Before founding Voxbone, he provided advice, training and seminars to European carriers, such as Belgacom mobile, KPN, France Telecom and Orange, as well as several European governments.
He holds a B.S. in telecommunication engineering from the University of Louvain in Belgium.
The use of next generation communication networks has exploded over the last few years. Communicating via the Internet offers possibilities far beyond a traditional phone call. It encompasses presence and instant messaging, video and personal information sharing through social networks. Phone numbers are no longer the only identifier to reach people on a communications network. Now anyone can have a Skype ID, Gmail address and a facebook profile. In addition to this, fixed voice communications are migrating from legacy technology (TDM, SS7) to VoIP. So the question that comes up with these evolutions is will we still use telephone numbers in the future?
Phone numbers as we know them today have been around since the 1960s. At that time, their format was standardized by the ITU-T in what is referred to as the E.164 numbering plan. Since then they have not substantially changed, except with the advent of mobile telephony. Until then, phone numbers were associated to a physical address. With the introduction of mobile telephony, phone numbers became the identifier for a person.

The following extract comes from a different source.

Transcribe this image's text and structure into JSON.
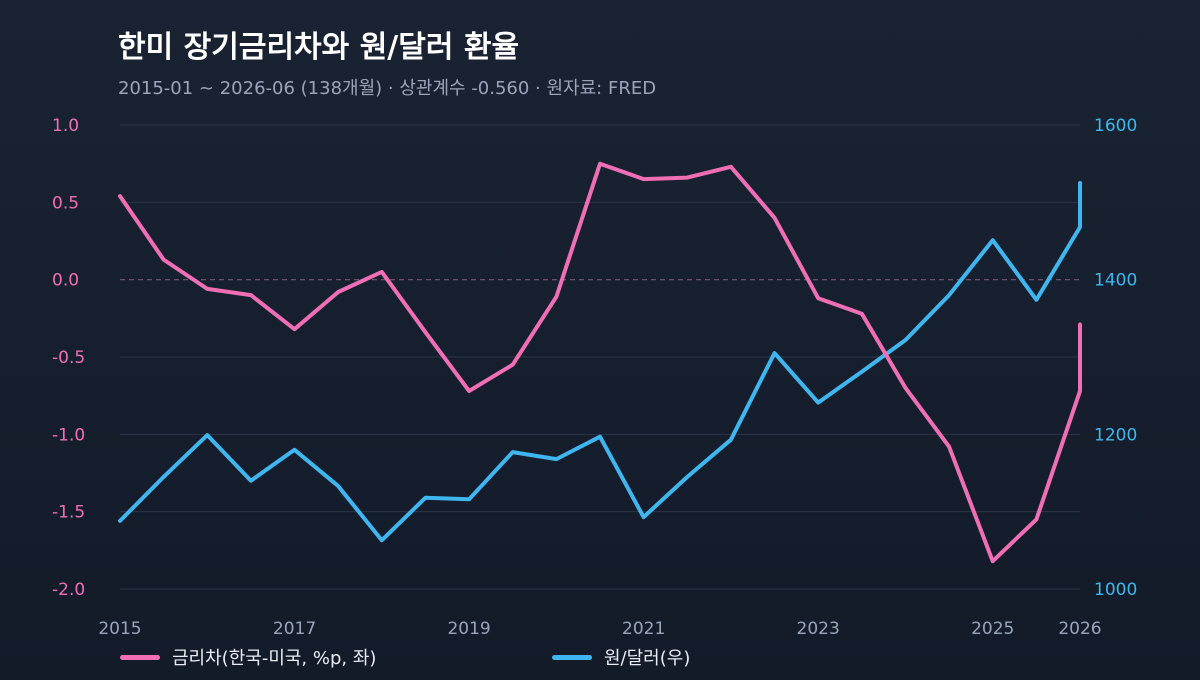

Q: What benefits do they have?
A: First of all, phone numbers are unique across the entire world. As they are unique and standardized, they ensure interoperability across networks. They can be used by someone in Ukraine using a landline to call someone else on a mobile phone in Australia. That call could travel several networks operated by several operators, and will still reach its destination. It is also portable, in many countries; this means that a user can change providers without having to give up his identity. Lastly, they fulfil local policy objectives as they provide identity and location information to authorities for public safety purposes.
Q: Are there alternatives to phone numbers?
A: Yes, there are, but none of them are perfect. IP addresses in combination with domain names could be used. Or Skype ID’s. Or Gmail addresses. However both IP addresses and private identifiers have some limitations. Both of them are not portable across networks. Using them, you are stuck to your provider. None of them is interoperable with the PSTN network. And neither IP addresses, nor private identifiers provide governments with the means to support public safety.
Q: So, do phone numbers have a future?
A: Yes, they have. Phone numbers will still be around for a long time. With 6 billion end-points “the PSTN” is still the biggest social network of all. Given the benefits they have, why not use them in next generation communication networks and social media. By doing so, these networks could provide support for emergency calls, for example or could provide a unique identity, portable across networks. Or they would allow calling or chatting across networks, from Skype to Google for example. Furthermore, the phone number is chosen as the identifier for calls on IPX (IP eXchange), the upcoming interconnection model of the GSMA for the exchange of IP based traffic between all types of service providers. Today and also in the years to come, telephone numbers form the bridge between PSTN and IP telephony. Some of these networks have already taken a step in that direction. Skype, for example, has added an optional phone number to its accounts for the use of the “Online number” service.
Q: Can they stay as they are, or should they evolve to be
A: Definitely changes are needed. In a lot of countries, having a physical local address is required for obtaining a geographical phone number. With the mobility provided by mobile technology, internet and VoIP, this requirement should disappear. We do support the association of a phone number with a certain region through the area code. For example, an online shop in Paris should be able to get a local phone number in Berlin if Germany would be a market for the shop. As such the shop could make clear to potential German customer that they also provide services in Germany.
Secondly, the link between area-codes of phone numbers and costs of a call should disappear. With the advent of IP technology, the marginal cost of transport of a voice call is close to zero. Why still charge extra for inter-area calls? Processes for porting of existing numbers and number ranges are still to be improved. Not every country has a central number database and automated porting systems, a pre-requisite for healthy competition.
Lastly, the frameworks of the telephone number system do not support today’s communication services, such as video and instant messaging. Market definitions have to be enlarged to also include and standardize these services so they can become interoperable across networks.